Of the daily newspapers only The Guardian and The Mirror led with this incredible story on their front pages, every other mainstream British newspaper either buried this bombshell in the inside or used this evidence to attack the Labour Party. The Sun, for example, claimed that: “Mr Corbyn’s wild claims were rubbished” an assertion proved beyond reasonable doubt by citing Liz Truss, Matt Hancock and James Cleverly. There’s investigative journalism for you..

Now, let’s be clear, right wing newspaper attacking the Labour Party is hardly earth shattering news, but when experienced and supposedly respected journalists such as Laura Kuenssberg spend an entire afternoon tweeting how it could not possibly be true because it might be unpopular, then we can see clearly the morass into which the one-time writers of the first draft of history have fallen.

That the entire mainstream print and broadcast media took it upon themselves to undermine this story, without even reading the documents is important, but even more important is what the effect of this will be on ordinary people.

Since the inception of the NHS in 1948 people in the UK have been used to being able to access free healthcare when they need it. Of course, there have always been private patients, those wealthy enough to afford it can jump waiting lists and doctors made it a condition of supporting the NHS that they should be able to retain a private income. But, for most of us, a broken limb, a bout of flu, or a major illness are not affected unduly by finance, that care has been there when we need it.

It is difficult to imagine the huge cultural shift that losing the NHS would bring to Britain. Already, according to the United Nations, 14.6 million people are in poverty. That figure will double or treble as ordinary people are crippled by medical bills. Make no mistake if the American health insurance business gets its claws into the NHS their profit will be guaranteed on the backs of the payments of ordinary people. The better off will afford private insurance but even they may struggle if they have a major illness as their premiums rise, that is supposing that any insurer will cover them in the first place.

This is not just being alarmist we have seen what has happened to the insurance status of people whose homes are ruined by floods. If anybody has been in a car crash, even one where it was not your fault, you’ll know how your premiums rise. If the American experience is anything to go by health insurance, once they have a monopoly, will rise year on year and way faster than wages.

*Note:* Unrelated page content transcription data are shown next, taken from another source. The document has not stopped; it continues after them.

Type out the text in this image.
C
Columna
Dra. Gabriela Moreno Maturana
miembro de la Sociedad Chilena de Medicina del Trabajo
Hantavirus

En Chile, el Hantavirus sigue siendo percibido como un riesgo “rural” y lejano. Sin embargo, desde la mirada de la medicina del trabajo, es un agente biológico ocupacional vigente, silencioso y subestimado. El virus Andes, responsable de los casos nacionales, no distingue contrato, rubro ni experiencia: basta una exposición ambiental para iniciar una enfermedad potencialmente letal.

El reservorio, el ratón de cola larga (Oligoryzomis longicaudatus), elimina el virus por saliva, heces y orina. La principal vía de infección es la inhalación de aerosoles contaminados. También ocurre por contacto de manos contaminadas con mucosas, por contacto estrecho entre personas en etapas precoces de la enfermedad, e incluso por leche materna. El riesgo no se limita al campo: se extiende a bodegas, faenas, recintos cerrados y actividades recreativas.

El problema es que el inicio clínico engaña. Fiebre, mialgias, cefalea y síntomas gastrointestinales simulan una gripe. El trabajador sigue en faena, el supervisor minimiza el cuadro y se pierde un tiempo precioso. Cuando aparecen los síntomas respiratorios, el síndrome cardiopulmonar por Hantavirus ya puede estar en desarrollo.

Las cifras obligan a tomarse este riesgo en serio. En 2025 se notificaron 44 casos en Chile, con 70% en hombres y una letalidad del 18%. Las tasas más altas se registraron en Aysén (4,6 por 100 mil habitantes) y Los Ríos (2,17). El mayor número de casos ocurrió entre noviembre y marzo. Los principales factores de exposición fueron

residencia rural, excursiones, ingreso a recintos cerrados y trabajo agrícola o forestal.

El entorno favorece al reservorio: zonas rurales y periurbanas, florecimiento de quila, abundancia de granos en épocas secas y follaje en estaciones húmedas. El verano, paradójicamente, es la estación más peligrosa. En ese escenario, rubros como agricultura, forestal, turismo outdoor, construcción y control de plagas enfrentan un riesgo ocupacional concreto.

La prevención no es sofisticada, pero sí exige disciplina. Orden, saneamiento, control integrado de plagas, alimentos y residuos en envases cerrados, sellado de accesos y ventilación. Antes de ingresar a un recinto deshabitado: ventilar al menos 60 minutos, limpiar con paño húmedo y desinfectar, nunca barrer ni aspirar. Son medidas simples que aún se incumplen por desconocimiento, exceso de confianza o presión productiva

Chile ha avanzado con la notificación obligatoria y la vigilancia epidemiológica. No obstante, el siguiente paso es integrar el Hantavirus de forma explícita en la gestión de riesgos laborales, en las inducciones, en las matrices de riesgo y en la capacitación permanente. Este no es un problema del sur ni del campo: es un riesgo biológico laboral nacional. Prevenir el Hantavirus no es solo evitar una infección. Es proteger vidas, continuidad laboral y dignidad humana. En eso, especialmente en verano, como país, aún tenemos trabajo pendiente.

Some people continue to doubt whether the leaked document is real, though nobody has actually denied it, and think this is just politicking by Labour. Maybe it is. Though personally dodgy dossiers is not something normally associated with Jeremy Corbyn, and surely people couldn’t be confusing him with Tony Blair, so I am apt to believe that not only have the talks taken place but that the Americans are eying the NHS.

What those who are casting doubt on their veracity have to ask is whether they are really prepared to gamble with not only their own future, but the future well-being of their children and children’s children. It has been said before that this election is a once in a generation opportunity for real change, it would be a disaster for Britain if that real change turned out to be the end of the NHS.